The plan is to refer his Ohio patients to receive the abortion pill or surgery at these new locations, reducing the number of abortions recorded annually in Ohio and adding them to the counts of neighboring states.

Pastors shepherd abortions

Ohio Clergy for Choice, a group of 258 pastors, has been aiding pregnant in Ohio for years under "priest-penitent privilege" — the concept that spiritual advice from clergy, including whether and how to get an abortion, is none of the government's business.

The group ramped up its efforts with the Supreme Court decision last week as clinics just outside Ohio and Kentucky added hours and staff to handle an influx of patients.

"The clinics had to call people on Friday and say, 'You can't come in tomorrow. You can't come in tonight," said Rev. Terry Williams with the network. "When that happened, there were multiple carpools of individuals from Akron, Canton and over into Youngstown that drove people to Pittsburgh or up to Erie to be able to get abortion care."

Rev. Terry Williams, an ordained minister with the United Church of Christ in Chillicothe, organized an abortion fund and support network of 258 Ohio pastors.

Now Williams is trying to coalesce his statewide network of church leaders to coordinate volunteers and support. As part of Faith Choice Ohio, the group of spiritual leaders began offering training on self-managed abortion care a year ago and launched the Jubilee Fund for Abortion Justice this month.
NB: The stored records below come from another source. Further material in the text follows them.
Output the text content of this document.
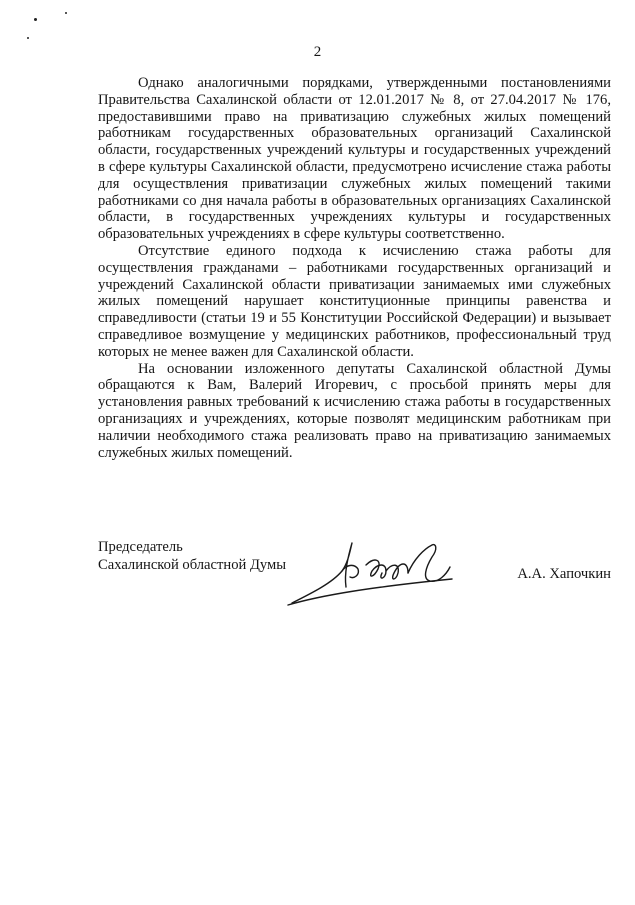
2

Однако аналогичными порядками, утвержденными постановлениями Правительства Сахалинской области от 12.01.2017 № 8, от 27.04.2017 № 176, предоставившими право на приватизацию служебных жилых помещений работникам государственных образовательных организаций Сахалинской области, государственных учреждений культуры и государственных учреждений в сфере культуры Сахалинской области, предусмотрено исчисление стажа работы для осуществления приватизации служебных жилых помещений такими работниками со дня начала работы в образовательных организациях Сахалинской области, в государственных учреждениях культуры и государственных образовательных учреждениях в сфере культуры соответственно.

Отсутствие единого подхода к исчислению стажа работы для осуществления гражданами – работниками государственных организаций и учреждений Сахалинской области приватизации занимаемых ими служебных жилых помещений нарушает конституционные принципы равенства и справедливости (статьи 19 и 55 Конституции Российской Федерации) и вызывает справедливое возмущение у медицинских работников, профессиональный труд которых не менее важен для Сахалинской области.

На основании изложенного депутаты Сахалинской областной Думы обращаются к Вам, Валерий Игоревич, с просьбой принять меры для установления равных требований к исчислению стажа работы в государственных организациях и учреждениях, которые позволят медицинским работникам при наличии необходимого стажа реализовать право на приватизацию занимаемых служебных жилых помещений.

Председатель
Сахалинской областной Думы
А.А. Хапочкин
The fund, which is accessible at JubileeAbortionFund.org, is set up as a religious charity to avoid the future seizure of assets should Ohio adopt laws like a rule in Texas goes after money raised to assist with abortions. Centralizing the collection and distribution of donations also would allow funds from resource-rich communities to help areas in greater need, Williams said.

With the next free virtual training session scheduled for July 6 at noon, the clergy hope to educate congregants and the general public on what Williams believes to be the moral obligation of delivering information — not advice — on medication abortion.

"It's more important now than ever that people not just know the protocols for mifepristone and misoprostol but that they're able to share that information in ways that won't get them arrested," Williams said.